Battle for Brooklyn

battle-for-brooklyn-documentary


The first two things you’re immediately struck by in Battle for Brooklyn are the senses of paranoia and grandeur. This literally is a battle, and the film prepares you in appropriately epic fashion. But seeing man after man take the podium in his crisp suit during the film’s opening minutes gives you the sense that this battle was over before it even got started. Yet, men like Daniel Goldstein aren’t afraid, even if they are being watched by hidden cameras everywhere they go.

The battle is over property in Brooklyn, where some rich developers want to build massive skyscrapers and an arena (to host the New Jersey Nets basketball team). In order to build, however, they need to buy a lot of land, much of which belongs to homeowners and small businesses. Eminent domain, of course, is what you might know such a process as, but typically, that law is only invoked for public needs, i.e. a highway. Goldstein and a whole host of other residents are infuriated that they’re homes are being seized in the name of sports. But with their opponents prepared to throw around hundreds of millions of dollars like it was nothing, it’s unclear if their defiance can actually do anything.

Despite the somewhat grandiose promise of jobs and prosperity for all, it’s debatable whether or not this project is actually in the public’s best interests.
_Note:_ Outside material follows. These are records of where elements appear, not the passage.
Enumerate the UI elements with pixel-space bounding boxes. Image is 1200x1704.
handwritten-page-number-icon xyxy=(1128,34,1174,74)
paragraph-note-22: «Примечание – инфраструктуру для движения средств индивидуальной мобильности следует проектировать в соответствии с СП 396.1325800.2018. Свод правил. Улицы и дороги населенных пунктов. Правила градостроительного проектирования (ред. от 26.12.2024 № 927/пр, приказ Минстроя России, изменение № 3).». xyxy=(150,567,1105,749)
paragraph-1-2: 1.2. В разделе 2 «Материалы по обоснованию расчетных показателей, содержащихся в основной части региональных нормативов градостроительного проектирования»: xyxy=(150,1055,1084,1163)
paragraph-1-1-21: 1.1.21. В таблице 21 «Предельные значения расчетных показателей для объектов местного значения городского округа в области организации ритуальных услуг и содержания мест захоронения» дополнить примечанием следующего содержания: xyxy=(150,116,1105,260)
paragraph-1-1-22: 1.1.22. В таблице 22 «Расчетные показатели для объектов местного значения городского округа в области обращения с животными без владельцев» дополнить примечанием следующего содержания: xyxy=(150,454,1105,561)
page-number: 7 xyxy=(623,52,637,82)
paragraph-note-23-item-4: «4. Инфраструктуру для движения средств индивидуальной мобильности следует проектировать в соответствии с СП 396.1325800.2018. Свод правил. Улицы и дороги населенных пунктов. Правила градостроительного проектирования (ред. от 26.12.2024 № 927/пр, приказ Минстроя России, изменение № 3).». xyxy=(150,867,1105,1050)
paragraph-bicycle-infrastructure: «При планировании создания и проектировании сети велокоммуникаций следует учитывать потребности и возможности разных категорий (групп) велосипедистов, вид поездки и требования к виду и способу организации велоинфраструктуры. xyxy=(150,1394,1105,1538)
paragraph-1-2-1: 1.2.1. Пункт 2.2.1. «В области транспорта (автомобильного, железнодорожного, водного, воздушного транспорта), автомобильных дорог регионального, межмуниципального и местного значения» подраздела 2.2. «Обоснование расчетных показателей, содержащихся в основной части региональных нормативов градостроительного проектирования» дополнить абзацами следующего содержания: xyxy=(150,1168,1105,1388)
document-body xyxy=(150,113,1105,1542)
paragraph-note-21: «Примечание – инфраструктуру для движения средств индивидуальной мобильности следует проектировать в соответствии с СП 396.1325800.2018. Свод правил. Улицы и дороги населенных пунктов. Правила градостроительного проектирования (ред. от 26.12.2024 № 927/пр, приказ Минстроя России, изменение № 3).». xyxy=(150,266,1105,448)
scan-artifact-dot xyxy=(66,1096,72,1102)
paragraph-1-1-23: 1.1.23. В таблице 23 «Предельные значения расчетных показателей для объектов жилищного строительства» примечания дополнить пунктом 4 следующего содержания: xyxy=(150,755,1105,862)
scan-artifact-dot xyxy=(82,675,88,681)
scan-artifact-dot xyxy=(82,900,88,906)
And it’s certainly interesting that both sides have a diverse group of people advocating for it. There are rich and poor for the project, as well as rich and poor against it. What’s unacceptable to both the participants and this viewer is the resolute way the residents and business owners were completely left out of the planning process. When the project’s detractors come up with an alternative that won’t require eminent domain, they aren’t even afforded the chance to present it. This gives one the sense that the entire thing is some vendetta, years in the making, over the Brooklyn Dodgers leaving town. Now is that a good enough reason to evict people from their homes?

The film does something else quite interesting in chronicling how his fight against the project impacts Daniel’s personal life. He starts the film as an engaged graphic designer, and becomes a figurehead of the resistance who marries a different woman. His first fiance leaves him because he turns down a very big offer from the developers, Forest City Ratner, but he ultimately connects with a fellow activist who understands his passion. In Daniel, a face is given to this situation, which for his cause’s sake, and the sake of this film, is a much more successful way to tug at one’s heartstrings.

Some would argue that activist documentaries don’t have a place in today’s world, what with the 24-hour news cycle souring any notion of a smart but slanted discourse. Battle for Brooklyn, however, is a fine example of how to sell someone on a point of view without hammering them over the head with it. The film’s points are cogent, and they’re presented in a very compelling manner. Yes, it takes sides, but after seeing the film, you’ll understand why. The issues shown involve a great deal of passion, and though it might be too late to stop the Atlantic Yards project, one can only hope people take notice and don’t let something like this happen again.